Aller au contenu

Page:Voltaire - Œuvres complètes Garnier tome47.djvu/403

La bibliothèque libre.
Le texte de cette page a été corrigé et est conforme au fac-similé.
393
ANNÉE 1771.
8248. — DE FRÉDÉRIC II, ROI DE PRUSSE.
Potsdam, 16 mars[1].

Il y a longtemps que je vous aurais répondu, si je n’en avais été empêché par le retour de mon frère Henri, qui revient de Russie. Plein de ce qu’il y a vu digne d’admiration, il ne cesse de m’en entretenir : il a vu votre souveraine ; il a été à portée d’applaudir à ces qualités qui la rendent si digne du trône qu’elle occupe, et à ces qualités sociables qui s’allient si rarement avec la morgue et la grandeur des souverains.

Mon frère a poussé par curiosité jusqu’à Moscou ; et partout il a vu les traces des grands établissements par lesquels le génie bienfaisant de l’impératrice se manifeste. Je n’entre point dans des détails qui seraient immenses, et qui demandent pour les décrire une plume plus exercée que la mienne. Voilà pour m’excuser de ma lenteur. J’en viens à présent à vos lettres.

Voyez la différence qui est entre nous : moi, avorton de philosophe, quand mon esprit s’exalte il ne produit que des rêves ; vous, grand prêtre d’Apollon, c’est ce dieu même qui vous remplit, et qui vous inspire ce divin enthousiasme qui nous charme et nous transporte. Je me garde donc bien de lutter contre vous ; je crains le sort d’un certain Israël qui, s’étant compromis contre un ange, en eut une hanche démise[2].
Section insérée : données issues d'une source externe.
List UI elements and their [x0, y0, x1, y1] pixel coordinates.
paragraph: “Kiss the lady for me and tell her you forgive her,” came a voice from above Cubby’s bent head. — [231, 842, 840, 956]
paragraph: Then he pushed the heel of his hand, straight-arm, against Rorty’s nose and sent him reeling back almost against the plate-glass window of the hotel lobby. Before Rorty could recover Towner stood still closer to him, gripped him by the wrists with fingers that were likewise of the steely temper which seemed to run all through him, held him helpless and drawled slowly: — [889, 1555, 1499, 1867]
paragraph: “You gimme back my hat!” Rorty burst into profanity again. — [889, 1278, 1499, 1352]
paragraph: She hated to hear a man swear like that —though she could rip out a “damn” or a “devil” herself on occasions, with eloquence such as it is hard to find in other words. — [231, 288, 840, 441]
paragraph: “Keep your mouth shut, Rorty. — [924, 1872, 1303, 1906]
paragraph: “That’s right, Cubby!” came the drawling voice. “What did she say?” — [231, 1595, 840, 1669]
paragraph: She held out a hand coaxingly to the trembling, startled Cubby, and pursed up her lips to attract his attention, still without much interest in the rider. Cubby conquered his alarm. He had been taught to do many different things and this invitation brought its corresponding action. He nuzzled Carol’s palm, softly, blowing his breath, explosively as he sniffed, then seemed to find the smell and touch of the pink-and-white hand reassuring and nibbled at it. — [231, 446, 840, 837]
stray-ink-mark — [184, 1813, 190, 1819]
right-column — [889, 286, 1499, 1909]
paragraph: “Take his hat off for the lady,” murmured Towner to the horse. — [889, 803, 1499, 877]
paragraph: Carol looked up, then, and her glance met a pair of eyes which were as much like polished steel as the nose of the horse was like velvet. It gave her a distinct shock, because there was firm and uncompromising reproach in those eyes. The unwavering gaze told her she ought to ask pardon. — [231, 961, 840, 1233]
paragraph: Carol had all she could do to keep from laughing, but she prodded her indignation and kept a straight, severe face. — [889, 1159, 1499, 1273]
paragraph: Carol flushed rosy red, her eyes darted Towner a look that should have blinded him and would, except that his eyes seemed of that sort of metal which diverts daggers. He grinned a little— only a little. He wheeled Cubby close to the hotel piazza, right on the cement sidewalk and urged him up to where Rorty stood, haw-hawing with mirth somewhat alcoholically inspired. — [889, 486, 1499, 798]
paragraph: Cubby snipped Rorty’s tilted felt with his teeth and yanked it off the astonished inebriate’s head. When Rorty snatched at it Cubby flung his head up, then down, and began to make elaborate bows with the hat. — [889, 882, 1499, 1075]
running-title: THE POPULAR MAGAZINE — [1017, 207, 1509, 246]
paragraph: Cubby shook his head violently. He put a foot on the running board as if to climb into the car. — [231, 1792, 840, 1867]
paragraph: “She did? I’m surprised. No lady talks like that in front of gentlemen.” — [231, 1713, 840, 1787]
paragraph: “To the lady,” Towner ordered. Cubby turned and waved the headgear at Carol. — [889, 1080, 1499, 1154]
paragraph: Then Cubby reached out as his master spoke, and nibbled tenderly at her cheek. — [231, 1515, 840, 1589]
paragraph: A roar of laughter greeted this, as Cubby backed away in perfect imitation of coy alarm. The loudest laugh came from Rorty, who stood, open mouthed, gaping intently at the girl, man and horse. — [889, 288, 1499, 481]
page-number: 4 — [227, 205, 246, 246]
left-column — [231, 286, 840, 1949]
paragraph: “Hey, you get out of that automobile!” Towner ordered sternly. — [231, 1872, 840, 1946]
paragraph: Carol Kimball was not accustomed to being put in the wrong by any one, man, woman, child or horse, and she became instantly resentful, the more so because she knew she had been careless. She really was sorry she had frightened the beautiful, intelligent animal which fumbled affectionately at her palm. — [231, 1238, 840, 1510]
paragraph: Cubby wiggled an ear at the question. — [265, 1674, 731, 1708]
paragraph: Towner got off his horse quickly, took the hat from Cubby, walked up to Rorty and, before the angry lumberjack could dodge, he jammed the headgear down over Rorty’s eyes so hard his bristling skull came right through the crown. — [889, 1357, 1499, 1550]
Je viens à vos Questions encyclopédiques, et j’avoue qu’un auteur qui écrit pour le public ne saurait assez le respecter, même dans ses faiblesses. Je n’approuve point l’auteur de la préface[3] de Fleury abrégé : il s’exprime avec trop de hardiesse, il avance des propositions qui peuvent choquer les âmes pieuses ; et cela n’est pas bien. Ce n’est qu’à force de réflexions et de raisonnements que l’erreur se filtre et se sépare de la vérité : peu de personnes donnent leur temps à un examen aussi pénible, et qui demande une attention suivie. Avec quelque clarté qu’on leur expose leurs erreurs, ils pensent qu’on les veut séduire ; et en abhorrant les vérités qu’on leur expose, ils détestent l’auteur qui les annonce.

J’approuve donc fort la méthode de donner des nasardes à l’inf…[4] en la comblant de politesses.

Mais voici une histoire dont le protecteur des capucins pourra régaler son saint et puant troupeau.

Les Russes ont voulu assiéger le petit fort de Czenstochow, défendu par les confédérés : on y garde, comme vous savez, une image de la sainte et immaculée reine du ciel. Les confédérés, dans leur détresse, s’adressèrent à elle pour implorer son divin appui : la Vierge leur fit un signe de tête, et leur dit de s’en rapporter à elle. Déjà les Russes se préparaient pour l’assaut : ils s’étaient pourvus de longues échelles avec lesquelles ils avançaient, la

  1. « À Potsdam, le 5 mars. » (Œuvres posthumes, édit. de Berlin.)
  2. Genèse, xxxviii, 31.
  3. Par Frédéric même.
  4. « De donner des nasardes à la superstition. » (Édit. de Berlin.)